自身の任期中から進めている「エネルギー消費削減」の一環として行ってきた住居や建物の断熱性向上を引き続き推進し、2期目で70万戸の改装を目指します。

ロシアからの天然ガスや資源依存からの脱却が騒がれているエネルギーの供給に関しては、原子力発電所の増設、風力発電の増設や太陽光発電を10倍にするなどクリーンエネルギーへの投資を強化することで対応します。

 

フランス人は「もっと働かなくてはならない」

現大統領マクロン氏は「もっと働かなくてはならない」ことを任期中も明言しており、今後5年間で失業率を限りなくゼロに近づけることを目標としています。

失業保険制度の改革:

過去5年間に行われていた改革を続け簡素化をはかります。

改革を象徴する意味でも現在”Pôle emploi”(「仕事の集まる場所」の意)という名称の、日本でいう「ハローワーク」は”France travail”(「働くフランス」)と改名されます。

生活保護(RSA)制度の改革:

「生活保護の受給者はある意味、制度の犠牲になっている」と述べるマクロン氏は、改革案として「対価を求める」ことを検討しています。

失業保険の受給期間が終了した後に支給されるRSAの受給者は、職探しをしている証明義務や職業訓練の対象になっていません。

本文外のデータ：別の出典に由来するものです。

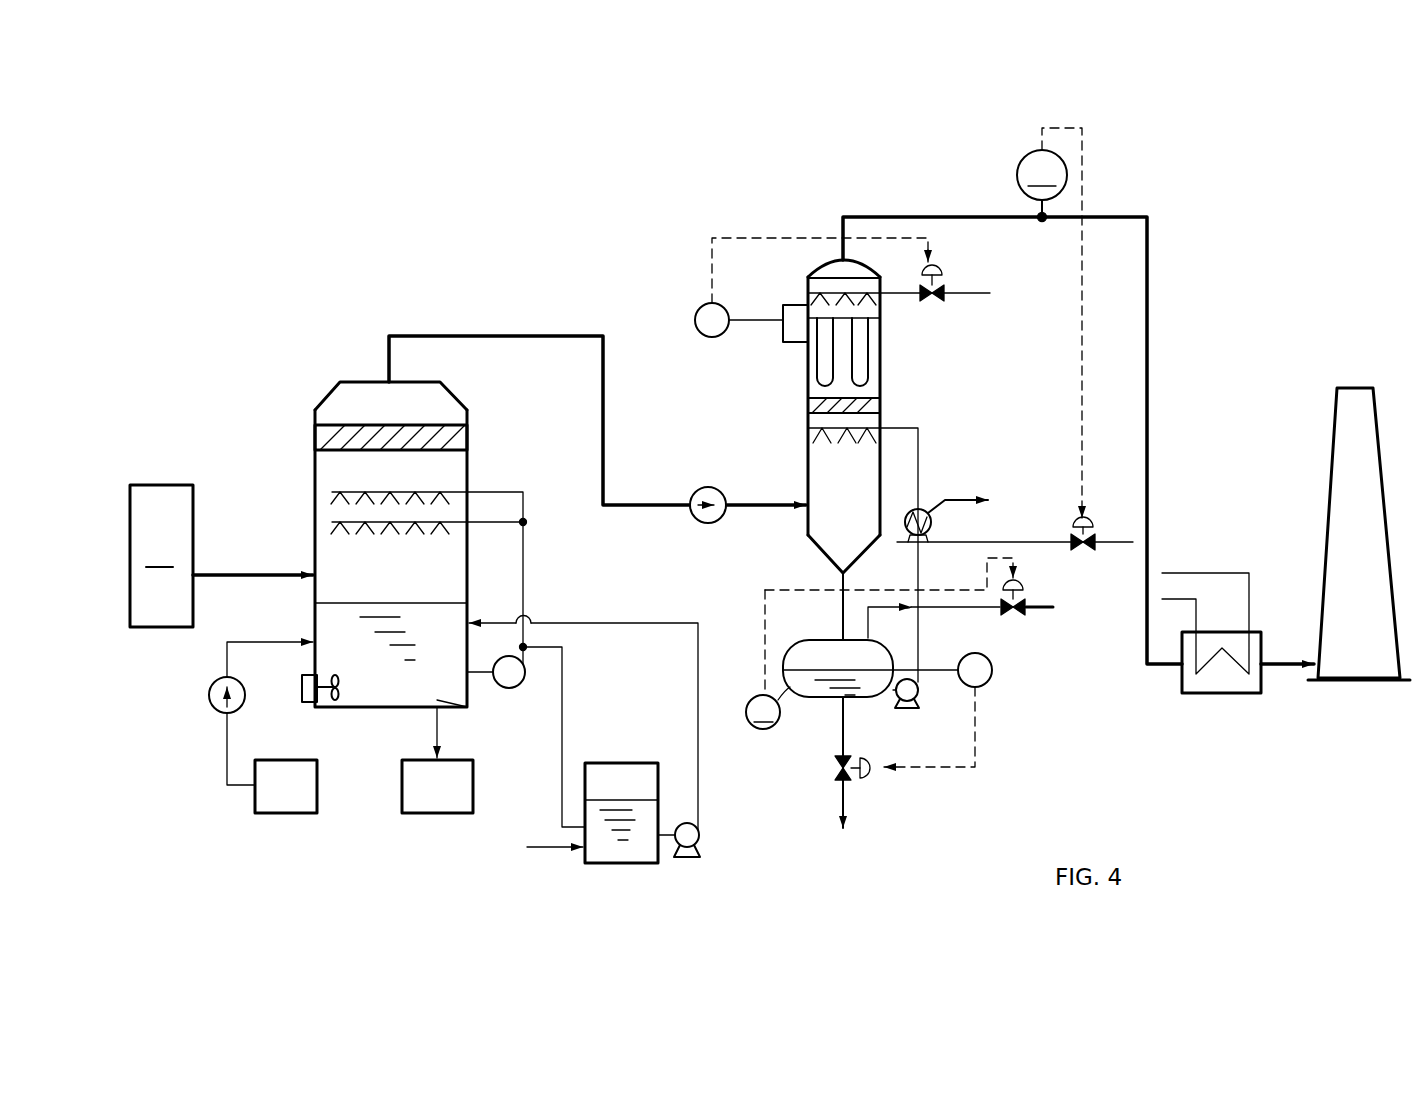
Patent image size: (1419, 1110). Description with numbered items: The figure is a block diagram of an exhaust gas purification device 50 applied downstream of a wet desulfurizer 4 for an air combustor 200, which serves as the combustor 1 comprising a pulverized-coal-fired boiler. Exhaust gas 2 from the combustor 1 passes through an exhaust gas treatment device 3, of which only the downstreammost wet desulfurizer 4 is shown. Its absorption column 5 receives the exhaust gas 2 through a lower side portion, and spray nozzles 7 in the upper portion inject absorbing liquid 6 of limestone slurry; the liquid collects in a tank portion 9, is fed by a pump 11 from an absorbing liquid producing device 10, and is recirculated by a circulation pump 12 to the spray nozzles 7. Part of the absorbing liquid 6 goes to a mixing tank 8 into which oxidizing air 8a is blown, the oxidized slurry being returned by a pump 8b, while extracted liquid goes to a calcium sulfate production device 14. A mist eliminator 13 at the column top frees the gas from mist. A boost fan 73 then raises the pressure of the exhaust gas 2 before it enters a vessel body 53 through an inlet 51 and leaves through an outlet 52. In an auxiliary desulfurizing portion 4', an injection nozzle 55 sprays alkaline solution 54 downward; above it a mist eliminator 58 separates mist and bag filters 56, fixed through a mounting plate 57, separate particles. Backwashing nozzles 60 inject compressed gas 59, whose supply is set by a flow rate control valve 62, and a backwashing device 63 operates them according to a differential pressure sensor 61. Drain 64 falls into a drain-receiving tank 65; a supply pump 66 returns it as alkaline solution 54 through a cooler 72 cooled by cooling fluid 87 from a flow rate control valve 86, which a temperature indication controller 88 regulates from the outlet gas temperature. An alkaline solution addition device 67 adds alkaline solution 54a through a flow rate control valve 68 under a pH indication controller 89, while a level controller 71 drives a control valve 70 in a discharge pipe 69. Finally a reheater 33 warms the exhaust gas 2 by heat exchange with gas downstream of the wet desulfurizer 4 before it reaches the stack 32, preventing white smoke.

The air combustor 200 is at (150, 478).
The combustor 1 is at (159, 553).
The exhaust gas 2 is at (242, 572).
The exhaust gas treatment device 3 is at (351, 360).
The wet desulfurizer 4 is at (364, 498).
The absorption column 5 is at (313, 468).
The absorbing liquid 6 is at (255, 640).
The spray nozzles 7 is at (355, 490).
The mixing tank 8 is at (618, 865).
The oxidizing air 8a is at (537, 850).
The pump 8b is at (700, 852).
The tank portion 9 is at (468, 700).
The absorbing liquid producing device 10 is at (283, 815).
The pump 11 is at (212, 712).
The circulation pump 12 is at (515, 688).
The mist eliminator 13 is at (453, 440).
The calcium sulfate production device 14 is at (437, 815).
The stack 32 is at (1355, 388).
The reheater 33 is at (1222, 695).
The auxiliary desulfurizing portion 4' is at (765, 462).
The exhaust gas purification device 50 is at (745, 205).
The inlet 51 is at (810, 510).
The outlet 52 is at (838, 258).
The vessel body 53 is at (922, 395).
The alkaline solution 54 is at (850, 447).
The alkaline solution 54a is at (948, 610).
The injection nozzle 55 is at (860, 428).
The bag filters 56 is at (862, 368).
The mounting plate 57 is at (877, 330).
The mist eliminator 58 is at (808, 405).
The compressed gas 59 is at (975, 292).
The backwashing nozzles 60 is at (825, 295).
The differential pressure sensor 61 is at (700, 308).
The flow rate control valve 62 is at (940, 268).
The backwashing device 63 is at (960, 309).
The drain 64 is at (870, 698).
The drain-receiving tank 65 is at (800, 648).
The supply pump 66 is at (920, 705).
The alkaline solution addition device 67 is at (1094, 621).
The flow rate control valve 68 is at (1018, 620).
The discharge pipe 69 is at (840, 745).
The control valve 70 is at (872, 780).
The level controller 71 is at (993, 670).
The cooler 72 is at (940, 502).
The boost fan 73 is at (700, 488).
The flow rate control valve 86 is at (1090, 520).
The cooling fluid 87 is at (1087, 562).
The temperature indication controller 88 is at (1022, 165).
The pH indication controller 89 is at (757, 697).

マクロン氏は「週15〜20時間、可能な人に限り労働に参加してもらう」ことを条件にいれるべきだと主張しています。

 

高齢化社会、定年の引き上げ、65歳に

フランスの定年は現在62歳(注1)ですが、マクロン氏はこれを「65歳に引き上げるべき」だと発表しました。

コロナ禍でさらに拡大した財政赤字により「(引き上げは)当たり前のこと」としつつ、大統領として「2017年に推進しようとし、断念した改革とは違うものだ」と主張しています。

詳細は発表されていませんが「段階的に引き上げられ」、若くして就業した人や過酷な職種、バリアフリーなどに例外を持たせるとしています。

その対価として年金の最低額を現行の月652ユーロ(約85,500円/1ユーロ=131円)から月1,100ユーロ(約144,000円)に引き上げると約束しました。

またパリ地下鉄公団RATP、元国営の電力会社EDFなどに現存する特別年金制度(定年62歳未満、入社年による)を廃止し、組合との交渉を前提に一本化する意向を示しています。

高齢化社会への対応には、介護医療施設における介護士の労働時間の2時間増や介護士の5万人増員などを挙げています。

(注1)満額受給には42年間掛け金を支払うか、67歳に達するかのいずれかを満たす必要がある。

 

減税でフランス国民の購買力アップ、働く世代を優遇

任期中、働く世代の購買力向上を進めてきたマクロン氏は、相続税の控除対象を現行の10万ユーロ(約1,310万円)から15万ユーロ(約1,970万円)に引き上げ、テレビ受信料138ユーロ/年(約17,000円)の廃止や、「マクロン・ボーナス」(注)と呼ばれる報奨制度の額を現行の1000ユーロ(約131,000円)から3,000ユーロ(約393,000円)に引き上げることも公約にあげています。

(注2)企業が業績目標の達成程度に応じて社員に与える、国が推奨する「従業員利益参加制度」で、最低賃金の3倍未満の給与取得者が対象。